Marcelo Figueras
Uno decide qué ve en la TV y qué no hasta que tiene (nuevos) hijos. Desde que Bruno empezó a expresar sus propios deseos con elocuencia que va más allá de las palabras, el televisor (y más que nunca ahora en Barcelona) se ha convertido en su propiedad casi exclusiva. Lo cual significa que todo el tiempo está encendido mostrando DVDs de shows como Yo Gabba Gabba! y episodios de los Backyardigans -ninguno de los cuales, por cierto, está nada mal.
El intento de ampliar su paladar nos llevó a ponerle películas de uno de mis cineastas favoritos de todos los tiempos: Hayao Mayazaki. Debo el descubrimiento de Mi vecino Totoro a mi amigo Marcelo Panozzo. (Una de las características del cine animado de Miyazaki es su perfecta representación de la -siempre compleja- psicología infantil. Ver sus películas supone ver no la idealización de un niño, sino un niño de personalidad tridimensional. Por eso Totoro me conquistó desde el vamos: no podía dejar de ver a mis propias hijas en las hermanitas Satsuki y Mei.) De entonces a esta parte mi familia y yo hemos visto todo lo que Miyazaki ha hecho, pero por supuesto, Bruno parecía demasiado verde para semejante goce: una cosa es ver un show episódico o un programa de veinticinco minutos y otra muy distinta es ver un largometraje.
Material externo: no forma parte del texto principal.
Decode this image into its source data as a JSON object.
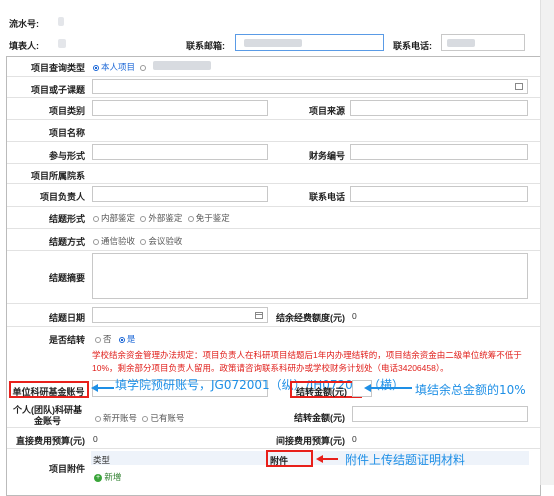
{
  "header": {
    "serial_label": "流水号:",
    "filler_label": "填表人:",
    "email_label": "联系邮箱:",
    "phone_label": "联系电话:"
  },
  "form": {
    "query_type_label": "项目查询类型",
    "query_type_options": [
      "本人项目"
    ],
    "subproject_label": "项目或子课题",
    "project_category_label": "项目类别",
    "project_source_label": "项目来源",
    "project_name_label": "项目名称",
    "participation_label": "参与形式",
    "finance_no_label": "财务编号",
    "department_label": "项目所属院系",
    "leader_label": "项目负责人",
    "contact_phone_label": "联系电话",
    "conclusion_form_label": "结题形式",
    "conclusion_form_options": [
      "内部鉴定",
      "外部鉴定",
      "免于鉴定"
    ],
    "conclusion_method_label": "结题方式",
    "conclusion_method_options": [
      "通信验收",
      "会议验收"
    ],
    "summary_label": "结题摘要",
    "end_date_label": "结题日期",
    "balance_label": "结余经费额度(元)",
    "balance_value": "0",
    "carryover_label": "是否结转",
    "carryover_no": "否",
    "carryover_yes": "是",
    "policy_note": "学校结余资金管理办法规定：项目负责人在科研项目结题后1年内办理结转的，项目结余资金由二级单位统筹不低于10%，剩余部分项目负责人留用。政策请咨询联系科研办或学校财务计划处（电话34206458）。",
    "unit_account_label": "单位科研基金账号",
    "transfer_amount_label": "结转金额(元)",
    "personal_account_label": "个人(团队)科研基金账号",
    "personal_account_options": [
      "新开账号",
      "已有账号"
    ],
    "transfer_amount2_label": "结转金额(元)",
    "direct_budget_label": "直接费用预算(元)",
    "direct_budget_value": "0",
    "indirect_budget_label": "间接费用预算(元)",
    "indirect_budget_value": "0",
    "attachment_label": "项目附件",
    "attach_type_header": "类型",
    "attach_header": "附件",
    "add_label": "新增"
  },
  "annotations": {
    "account_hint": "填学院预研账号，JG072001（纵）/JH072001（横）",
    "amount_hint": "填结余总金额的10%",
    "attachment_hint": "附件上传结题证明材料"
  },
  "colors": {
    "annotation_blue": "#1e8fe6",
    "highlight_red": "#e8201b",
    "note_red": "#e0201c",
    "radio_blue": "#1a66d6"
  }
}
Al principio se resistió, claro. Pero ahora nos reclama Totoro todos los días. Y lentamente está empezando a apreciar Ponyo en el acantilado, que todavía no habíamos visto y le compramos aquí. Más allá de la ya mencionada complejidad de sus personajes infantiles, Ponyo me recordó otra de las características del cine de Miyazaki: su sorprendente creatividad. A diferencia de las películas occidentales de hoy (y no me refiero tan sólo a las de animación, por cierto), las de Miyazaki se mueven con una libertad que lo tiene a uno siempre en vilo, porque nunca es posible predecir su destino. Imagino que el folklore y la mitología japoneses deben tener mucho que ver con su imaginario, pero tampoco olvido que Miyazaki es fan de artistas occidentales como, por ejemplo, Ursula K. Le Guin. Así que no cometeré el error de atribuirle este mérito tan sólo a la cultura que lo formó: estoy convencido de que Miyazaki es un original. Como espectador le agradezco el deleite estético, su posición ante la vida en esta Tierra y el juego siempre sorprendente de sus tramas, y como padre le agradezco que presente a mentes tan vírgenes el desafío de lo nunca antes visto, de lo que nunca antes pensado -en suma, de lo impredecible.
Cuando dicen que Miyazaki es el Disney japonés le hacen flaco favor. En todo caso está más cerca de ser el Fellini japonés.